IL FASCISMO ETERNO CHE SI NUTRE DELLA RABBIA E DELL’INSODDISFAZIONE

I più giovani dovranno nei prossimi anni affrontare sfide davvero epocali. Il nostro mondo, lo vediamo tutti, cambia molto velocemente. Guerre, la crisi climatica all’orizzonte che modificherà gli equilibri e costringerà a modificare il nostro stile di vita; per gestire il futuro non basterà costruire muri più alti. Ci sarà bisogno di lucidità e intelligenza, di studio. Quando questi mancano le stesse pulsioni che hanno generato i fascismi sono pronte a riemergere. È il fascismo eterno, come lo chiamava Umberto Eco, senza camicia nera, senza adunate in Piazza Venezia, ma che ritorna sempre, pronto a nutrirsi della rabbia e dell’insoddisfazione.

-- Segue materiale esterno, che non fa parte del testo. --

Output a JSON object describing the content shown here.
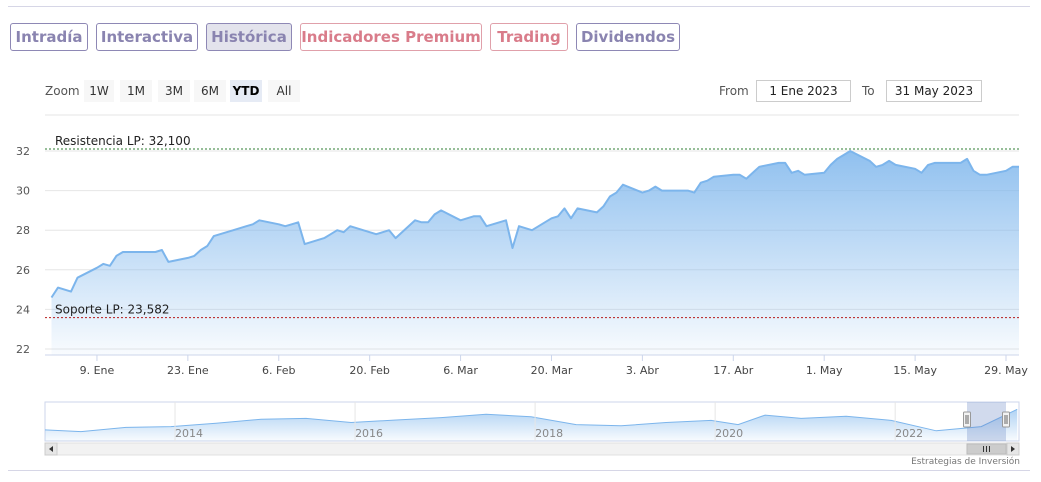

LIBERTA’ E LIBERAZIONE, UN COMPITO DIFFICILE

Libertà e liberazione sono un compito difficile, un compito che non finisce mai. La resistenza di allora è riuscita ad unire nel desiderio di libertà e le più diverse idee, le più diverse fedi politiche. Socialisti e monarchici, badogliani e comunisti, cattolici e atei, liberali e repubblicani. Il loro comune percorso ci ha lasciato un’eredità ben precisa, la Costituzione, un testo definito di compromesso; da cum-promittere, stringere insieme un patto. Che sia ancora questo patto a guidarci anche nei momenti più difficili. Lì c’è tutto, non dobbiamo inventare nulla: i diritti legati ai doveri, il prendersi cura della cosa pubblica, l’uguaglianza di dignità tra esseri umani, il diritto e dovere dell’accoglienza, il ripudio della guerra… Ci insegna soprattutto ce la democrazia, per quanto incerta, per quanto traballante, è sempre preferibile a una dittatura, qualunque essa sia.
Diceva il presidente Smuraglia, “basta lamentarsi, schiena dritta e camminare verso le stelle”

Viva la Resistenza, Viva l’Italia libera.